Das frischvermählte Ehepaar zog nach Neuburg, wo Karl August zuvor seit einem Jahr gelebt hatte. Als Amalie im sechsten Monat schwanger war, musste sie die Donaustadt allerdings schon wieder verlassen. Christian IV., ein Onkel ihres Mannes, war überraschend gestorben, und Karl August war sein Erbe. In Zweibrücken brachte sie ihren Sohn, Karl August Friedrich, zur Welt. Die Zukunft des Hauses Wittelsbach schien durch diesen männlichen Nachfolger gesichert. Die Ehe allerdings zwischen Amalie und ihrem despotischen Mann war zerrüttet. Karl August wand sich seiner Jugendliebe zu und machte diese Frau von niedrigem Adel nicht nur zu seiner Mätresse, sondern auch noch zur Oberhofmeisterin seiner Frau, die so ständig in der Nähe Amalies war.

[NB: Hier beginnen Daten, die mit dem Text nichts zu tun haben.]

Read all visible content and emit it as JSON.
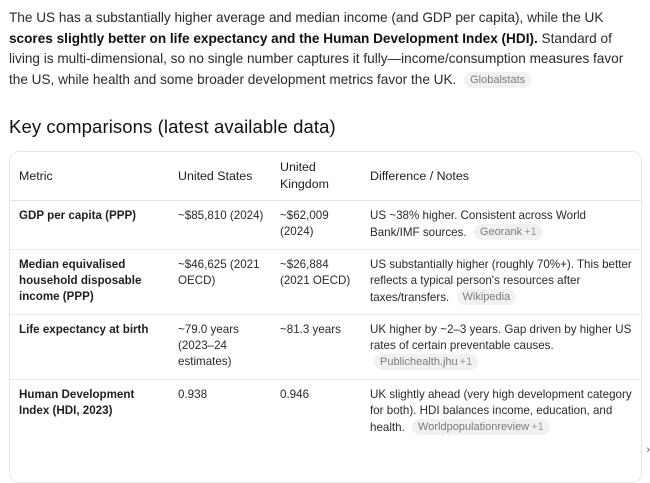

1784 dann der große Schicksalsschlag: Ihr einziger Sohn Karl August Friedrich starb unerwartet im Alter von acht Jahren. Knapp zehn Jahre später musste Amalie zum zweiten Mal in ihrem Leben fliehen. Die Französische Revolution und ihre Folgen bedrohten das Herzogtum Pfalz-Zweibrücken, der Hofstaat siedelte in einer Nacht-und-Nebel-Aktion nach Mannheim über, wo der 48-jährige Karl August kurze Zeit darauf an einem Schlaganfall starb. Schon früher hatte ein preußischer Gesandter über den Herzog geschrieben: „Das Leben, das der Herzog führt, läßt kein hohes Alter erwarten.“

Wie in ihrem Heiratskontrakt beschlossen, wählte Herzogin Amalie Neuburg als ihren Witwensitz. Doch bevor sie ankam, musste am Residenzschloss noch allerhand repariert und hergerichtet werden – es war seit Jahren nicht dauerhaft bewohnt worden. Amalies Personal umfasste 31 Personen, darunter ein eigener Hausarzt und ein Konditor. Doch Ruhe war ihr noch nicht vergönnt: Zweimal noch musste sie wegen kriegerischer Auseinandersetzungen fliehen, einmal nach Dresden in ihre Heimat, einmal nach Passau. 1801, acht Jahre nach der Flucht aus Zweibrücken, kehrte vorübergehend Frieden und damit Ruhe in Amalies Leben ein. In Neuburg nahm sie an vielen gesellschaftlichen Ereignissen teil, so zum Beispiel an der Eröffnung der Elisenbrücke. Sie richtete große Bälle aus, engagierte sich für wohltätige Zwecke und förderte – wie schon ihre Mutter – die schönen Künste. Am 20. April 1831 starb die Herzogin im Alter von 73 Jahren. Ihr Leichnam liegt in der Hofkirche.

Weil ihr Sohn im Kindesalter gestorben war, trat der jüngere Bruder ihres Mannes, Maximilian, die Erbfolge der Wittelsbacher an. Er wurde später der erste Bayerische König.